Dalam pada itu keajaiban yang terjadi di alam nyata adalah bahwa saya malah sudah menonton filem “Our Times” ini dua kali dalam waktu dua minggu.
Apa pasal?
Pertama, kadang-kadang hal cliché adalah hal ingin saya tonton
Tanpa saya sadari, mungkin terkadang saya atau kita (?) ingin nonton hal-hal yang cliché.
Kisah Cinderella, di mana gadis biasa-biasa saja seperti Lin Zhen Xin bisa berubah menjadi gadis yang diperebutkan pentolan-pentolan sekolah atau semacam ugly duckling berubah jadi angsa kadang-kala adalah hal yang ingin kita tonton.
Pola-pola kisah yang ujungnya ketebak, seperti cinta antara dua insan yang hanya bisa disimpan dalam hati (sampai ujung filem), pengorbanan seorang preman yang rela digebuki geng musuh tanpa melawan demi keselamatan sang idaman hati mungkn adalah pola-pola yang ingin kita tonton. Produser yang pintar marketing tentu saja akan menampilkan apa yang ingin pemirsanya tonton.
Kedua, alur cerita yang berjalan singular, linier dan sederhana
Filem penuh kejutan dengan alur tidak linier seperti misalnya ber-alur simultan dengan perpotongan di sana-sini atau berlonjatan dalam keluar masuk bingkai waktu dan tempat yang berbeda-beda seringkali adalah filem yang bagus.

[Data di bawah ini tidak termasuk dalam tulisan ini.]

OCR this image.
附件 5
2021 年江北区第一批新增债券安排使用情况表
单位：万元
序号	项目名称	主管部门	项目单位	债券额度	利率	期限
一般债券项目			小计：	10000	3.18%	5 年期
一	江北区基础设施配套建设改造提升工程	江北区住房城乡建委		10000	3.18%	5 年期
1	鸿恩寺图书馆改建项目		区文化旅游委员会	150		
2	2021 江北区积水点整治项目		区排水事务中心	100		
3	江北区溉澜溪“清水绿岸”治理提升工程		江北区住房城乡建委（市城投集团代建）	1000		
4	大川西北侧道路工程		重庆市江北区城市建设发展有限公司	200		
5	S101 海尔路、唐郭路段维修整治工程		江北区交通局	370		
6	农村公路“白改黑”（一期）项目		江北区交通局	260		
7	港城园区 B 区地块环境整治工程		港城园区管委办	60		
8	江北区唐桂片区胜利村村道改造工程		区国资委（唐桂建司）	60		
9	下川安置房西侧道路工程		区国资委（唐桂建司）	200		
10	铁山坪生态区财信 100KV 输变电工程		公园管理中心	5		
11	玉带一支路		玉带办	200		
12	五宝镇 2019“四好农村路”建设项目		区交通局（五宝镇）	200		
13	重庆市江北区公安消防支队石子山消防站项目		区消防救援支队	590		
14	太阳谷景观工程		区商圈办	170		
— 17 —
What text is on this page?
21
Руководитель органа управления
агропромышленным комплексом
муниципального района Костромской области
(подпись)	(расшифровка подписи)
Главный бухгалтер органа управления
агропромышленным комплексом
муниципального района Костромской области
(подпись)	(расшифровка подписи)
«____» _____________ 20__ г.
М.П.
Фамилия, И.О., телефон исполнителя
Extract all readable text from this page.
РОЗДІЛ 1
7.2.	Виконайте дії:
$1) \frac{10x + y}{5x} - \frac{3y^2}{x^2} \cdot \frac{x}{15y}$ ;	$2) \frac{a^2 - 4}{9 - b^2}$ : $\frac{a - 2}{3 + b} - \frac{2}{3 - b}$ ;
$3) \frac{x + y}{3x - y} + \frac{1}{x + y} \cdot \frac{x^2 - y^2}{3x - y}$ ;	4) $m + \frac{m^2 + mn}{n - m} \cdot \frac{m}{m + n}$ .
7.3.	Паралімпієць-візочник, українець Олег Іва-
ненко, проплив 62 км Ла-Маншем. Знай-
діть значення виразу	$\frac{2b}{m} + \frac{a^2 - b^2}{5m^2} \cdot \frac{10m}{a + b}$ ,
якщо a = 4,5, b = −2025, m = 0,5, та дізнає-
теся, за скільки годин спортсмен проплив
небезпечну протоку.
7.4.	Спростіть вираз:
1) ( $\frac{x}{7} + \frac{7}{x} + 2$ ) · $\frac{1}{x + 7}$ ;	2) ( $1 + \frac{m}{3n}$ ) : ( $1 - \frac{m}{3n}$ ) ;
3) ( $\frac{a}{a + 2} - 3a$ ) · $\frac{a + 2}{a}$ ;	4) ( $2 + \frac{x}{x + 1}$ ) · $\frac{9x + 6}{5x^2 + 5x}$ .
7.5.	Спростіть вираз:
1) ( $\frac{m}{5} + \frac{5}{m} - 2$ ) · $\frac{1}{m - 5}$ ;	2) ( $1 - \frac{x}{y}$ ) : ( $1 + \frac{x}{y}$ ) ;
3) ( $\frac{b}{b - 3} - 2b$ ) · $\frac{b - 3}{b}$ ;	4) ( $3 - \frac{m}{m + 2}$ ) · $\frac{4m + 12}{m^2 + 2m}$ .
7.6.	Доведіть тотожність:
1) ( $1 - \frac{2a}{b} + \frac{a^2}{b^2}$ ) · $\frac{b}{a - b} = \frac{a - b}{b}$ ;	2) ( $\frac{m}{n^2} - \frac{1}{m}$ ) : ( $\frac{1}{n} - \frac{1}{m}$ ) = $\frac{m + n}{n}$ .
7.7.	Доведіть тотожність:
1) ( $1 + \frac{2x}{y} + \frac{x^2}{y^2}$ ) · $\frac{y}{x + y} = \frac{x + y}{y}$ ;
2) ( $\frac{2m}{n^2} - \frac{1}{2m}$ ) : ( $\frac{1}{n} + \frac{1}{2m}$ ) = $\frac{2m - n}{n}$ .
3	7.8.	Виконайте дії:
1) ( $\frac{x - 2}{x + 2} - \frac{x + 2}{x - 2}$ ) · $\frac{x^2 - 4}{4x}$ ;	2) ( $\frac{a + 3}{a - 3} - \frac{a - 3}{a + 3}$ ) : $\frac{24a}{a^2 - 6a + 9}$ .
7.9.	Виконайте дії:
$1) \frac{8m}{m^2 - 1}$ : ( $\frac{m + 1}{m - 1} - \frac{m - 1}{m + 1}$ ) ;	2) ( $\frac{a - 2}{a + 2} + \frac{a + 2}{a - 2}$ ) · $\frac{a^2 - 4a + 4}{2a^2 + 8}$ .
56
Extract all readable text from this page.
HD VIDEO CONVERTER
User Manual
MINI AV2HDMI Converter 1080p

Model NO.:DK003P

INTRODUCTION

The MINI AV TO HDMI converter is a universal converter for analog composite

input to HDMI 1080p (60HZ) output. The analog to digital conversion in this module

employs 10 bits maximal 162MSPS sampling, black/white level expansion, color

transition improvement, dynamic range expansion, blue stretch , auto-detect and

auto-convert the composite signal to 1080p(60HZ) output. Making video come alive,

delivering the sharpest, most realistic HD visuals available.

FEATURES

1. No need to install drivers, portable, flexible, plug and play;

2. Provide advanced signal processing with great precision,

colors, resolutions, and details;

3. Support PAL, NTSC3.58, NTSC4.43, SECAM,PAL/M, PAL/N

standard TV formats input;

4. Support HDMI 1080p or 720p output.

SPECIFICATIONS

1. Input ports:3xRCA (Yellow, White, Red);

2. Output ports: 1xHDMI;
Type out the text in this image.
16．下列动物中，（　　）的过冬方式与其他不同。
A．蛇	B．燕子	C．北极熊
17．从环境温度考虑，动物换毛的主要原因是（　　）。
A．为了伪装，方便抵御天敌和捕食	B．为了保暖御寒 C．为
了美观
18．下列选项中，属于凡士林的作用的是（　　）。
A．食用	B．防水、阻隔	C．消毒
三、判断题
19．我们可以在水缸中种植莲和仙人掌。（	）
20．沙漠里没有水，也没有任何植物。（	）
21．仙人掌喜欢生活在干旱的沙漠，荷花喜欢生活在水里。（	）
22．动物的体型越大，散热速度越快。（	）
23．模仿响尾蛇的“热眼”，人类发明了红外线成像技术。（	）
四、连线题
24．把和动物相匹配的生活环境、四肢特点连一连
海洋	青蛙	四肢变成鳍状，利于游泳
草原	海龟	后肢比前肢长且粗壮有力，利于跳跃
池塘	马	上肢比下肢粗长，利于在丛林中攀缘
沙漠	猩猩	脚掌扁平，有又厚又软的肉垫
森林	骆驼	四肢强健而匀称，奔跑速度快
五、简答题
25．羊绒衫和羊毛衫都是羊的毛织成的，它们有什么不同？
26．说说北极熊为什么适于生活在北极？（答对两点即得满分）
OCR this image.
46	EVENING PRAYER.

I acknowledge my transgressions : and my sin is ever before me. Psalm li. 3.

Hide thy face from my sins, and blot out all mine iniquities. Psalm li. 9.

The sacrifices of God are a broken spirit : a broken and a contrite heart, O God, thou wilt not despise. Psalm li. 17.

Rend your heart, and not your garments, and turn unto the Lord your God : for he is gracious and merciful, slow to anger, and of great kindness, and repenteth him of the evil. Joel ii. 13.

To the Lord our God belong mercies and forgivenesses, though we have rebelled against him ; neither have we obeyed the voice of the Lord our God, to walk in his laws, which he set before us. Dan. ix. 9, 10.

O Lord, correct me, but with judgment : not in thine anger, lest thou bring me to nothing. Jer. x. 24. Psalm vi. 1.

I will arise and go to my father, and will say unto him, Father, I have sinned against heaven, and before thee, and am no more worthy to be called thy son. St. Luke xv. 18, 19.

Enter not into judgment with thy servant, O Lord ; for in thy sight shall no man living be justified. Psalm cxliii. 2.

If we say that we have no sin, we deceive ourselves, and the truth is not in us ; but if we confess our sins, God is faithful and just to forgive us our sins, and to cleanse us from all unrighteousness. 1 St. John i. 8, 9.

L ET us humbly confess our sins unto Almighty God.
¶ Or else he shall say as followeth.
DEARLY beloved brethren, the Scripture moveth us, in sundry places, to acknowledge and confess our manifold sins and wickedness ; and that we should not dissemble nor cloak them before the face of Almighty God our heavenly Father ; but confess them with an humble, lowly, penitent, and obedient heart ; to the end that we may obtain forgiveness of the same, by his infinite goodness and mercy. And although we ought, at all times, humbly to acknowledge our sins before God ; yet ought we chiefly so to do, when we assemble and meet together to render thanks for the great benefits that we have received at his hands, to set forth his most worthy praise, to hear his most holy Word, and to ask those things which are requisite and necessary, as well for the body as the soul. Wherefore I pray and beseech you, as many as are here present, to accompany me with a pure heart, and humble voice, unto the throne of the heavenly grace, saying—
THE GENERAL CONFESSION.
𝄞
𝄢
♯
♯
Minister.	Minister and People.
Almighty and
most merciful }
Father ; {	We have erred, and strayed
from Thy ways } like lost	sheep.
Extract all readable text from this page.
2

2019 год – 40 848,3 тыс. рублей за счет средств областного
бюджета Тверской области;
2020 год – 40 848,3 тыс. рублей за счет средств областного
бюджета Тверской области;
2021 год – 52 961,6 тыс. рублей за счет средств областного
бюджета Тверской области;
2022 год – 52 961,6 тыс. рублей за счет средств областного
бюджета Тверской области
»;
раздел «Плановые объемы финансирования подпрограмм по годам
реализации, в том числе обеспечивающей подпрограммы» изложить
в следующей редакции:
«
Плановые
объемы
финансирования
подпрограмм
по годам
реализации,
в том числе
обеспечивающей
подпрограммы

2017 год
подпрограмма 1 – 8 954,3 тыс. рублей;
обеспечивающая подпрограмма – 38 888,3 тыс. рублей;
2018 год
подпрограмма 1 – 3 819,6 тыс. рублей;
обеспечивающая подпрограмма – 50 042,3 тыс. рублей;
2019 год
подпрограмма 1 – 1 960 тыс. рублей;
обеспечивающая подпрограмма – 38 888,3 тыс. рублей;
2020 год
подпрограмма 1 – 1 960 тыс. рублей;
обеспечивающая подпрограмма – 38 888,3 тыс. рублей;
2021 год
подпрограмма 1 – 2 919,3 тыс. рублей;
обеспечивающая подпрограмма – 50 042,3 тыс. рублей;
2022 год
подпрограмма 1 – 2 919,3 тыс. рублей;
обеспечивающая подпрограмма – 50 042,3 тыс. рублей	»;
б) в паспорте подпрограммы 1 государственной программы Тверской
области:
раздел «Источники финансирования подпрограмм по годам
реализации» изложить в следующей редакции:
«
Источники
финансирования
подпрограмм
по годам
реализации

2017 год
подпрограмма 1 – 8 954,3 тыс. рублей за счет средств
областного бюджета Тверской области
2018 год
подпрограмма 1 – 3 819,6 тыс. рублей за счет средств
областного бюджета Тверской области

Pada saat yang sama, filem yang linier, singular dan beralur sederhana bukan berarti adalah filem yang buruk.
Meski mengandung unsur flash back, "Our Times" adalah filem yang sangat singular, linier dan sederhana. Lempeng. Persis seperti jika kita mengingat-ingat suatu masa dalam hidup kita di mana pada umumnya akan muncul suatu gambaran kronologis yang bisa diturutkan pada suatu garis lurus.
Kesederhanaan ini membuat filem ini jadi begitu ringan untuk ditonton. Sangat cocok bagi mereka yang sekedar mencari hiburan, atau ditengah kehilangan selera akan tontonan berat, njelimet atau penuh intrik.